The exploding batteries of Samsung Galaxy Note 7 hit the headlines after 2.5 million devices were already sold. There were about 35 complaints till September 1st, which quickly scaled up to 92, including 26 reports of burns and 55 complaining about property damage. As a damage control effort, Samsung immediately announced the recall of Galaxy Note 7 devices and urged all current users of Samsung Galaxy Note 7 to replace their devices.
Despite the company officially asking users to replace their Note 7 devices, it is surprising to see that Note 7 owners are not much happy with this request. So what’s exactly keeping Galaxy Note 7 owners from parting way with their Note 7 phones?
Samsung Galaxy Note 7: A Serious Threat to Life
The damages caused by Samsung Galaxy Note 7 are no more limited to just device burns. There have been reports of some serious issues of a jeep getting burned down and also that of a hotel room getting damaged due to the blast in this device. After such incidents, the Federal Aviation Administration (FAA) issued a statement banning this device in aeroplanes or any checked-in items of baggage. Just one day after the FAA statement, the Indian Government also issued a public notice to impose the ban on the device on September 9, 2016. This came as a huge blow for the Indian market which is touted as the second largest smartphone market in the world.

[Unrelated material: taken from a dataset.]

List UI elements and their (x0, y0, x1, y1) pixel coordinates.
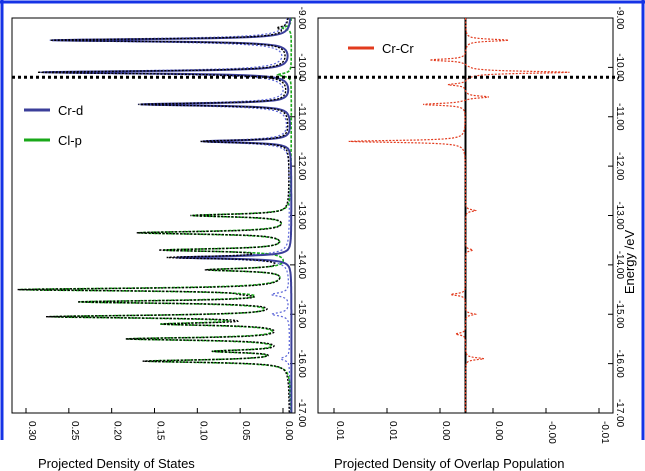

Samsung decided to halt the distributions of Galaxy Note 7 as soon as the complaints hit the newsroom. It made an official safety recall on September 15, 2016. According to the company, the devices sold after September 15th do not have the cell issues that were causing explosions. They have also launched a tool on their website for Note 7 users to check whether the device is eligible for exchange or not. Currently, Samsung is also working on an OTA update for the device which will limit the battery charging capacity to 60 percent to prevent the device from reaching the point that can cause an explosion.
Here Comes The Twist
Although the issue is so grave, there has been a small 13 percent decline in the device usage since the recall date. It looks like even the exploding batteries somehow failed to separate Galaxy Note 7 and its owners! Moreover, swapping 2.5 million devices is not an easy task.
Initially, Samsung announced the recall on September 2, stating that the company will voluntarily replace the devices with news ones. However, they did not mention whether it was safe to continue using their device or not. Only after a week, the company asked the users to turn down the power completely. Also, initially they did not mention the list of selected carriers and retail outlets where the users can get a replacement!
The exchange/return rate is seriously lower than the adoption rate which is a major concern for the company. Users are highly ignoring the recall, being under the impression that it won’t happen to them. As a matter of fact, it can happen to anyone. Another reason for this is probably the delayed availability of the replacement devices. It has been reported that the new Galaxy Note 7 replacement devices will be available in the US in all stores no later than September 21, 2016, after which we can hope for maximum users returning or exchanging the affected devices.
The replacement may kick off in the other countries later than the U.S., which means users of Galaxy Note 7 in other countries will not be getting the replacement anytime sooner. In anticipation of such delay and uncertainty, users are intentionally risking their lives.
Samsung Galaxy Note 7: Damages Are Done
Over a period of time, Samsung has built trust in its customers with its service and flagship products like Galaxy S6, S6 Edge and Galaxy S7, S7 Edge. The immediate step taken by Samsung to halt the distribution and sales of the faulty devices has been very effective in controlling the matter but failed to stop the explosions as they did not mention that using the device is unsafe. It has been considered as a technical glitch in an electronic device. Even after the reported incidents, the adoption rate kept on increasing. When the recall was made, the adoption rate dropped slightly, but it soon picked up real fast. The matter has also affected Samsung’s Korean market where its shares fell by 7% on 12th September, decreasing its market capital by over $14 billion.
“Consumer Safety is always our highest priority. Our collaboration with the CPSC to fast-track a voluntary recall in the U.S. addresses safety concerns by ensuring we reach Note 7 owners quickly to exchange their devices. We are asking owners to act now by powering down their Note 7 device and receive a replacement device or a refund through our exchange program.” said Tim Baxter, President of Samsung Electronics America.
The measures adopted by Samsung to reduce the effect of the glitch on the company as well as the customers are highly commendable. The steady adoption rate of this device stands testimony to the fact that Samsung has handled the situation very effectively without losing much of its goodwill for the device. However, the issue is a lesson for Samsung on the effects of ignoring certain criteria like quality testing, and focusing more on being competitive.
However, like always your safety is your responsibility. So, it is strongly recommended to power down the Note 7 and follow Samsung’s safety recall without any further delay.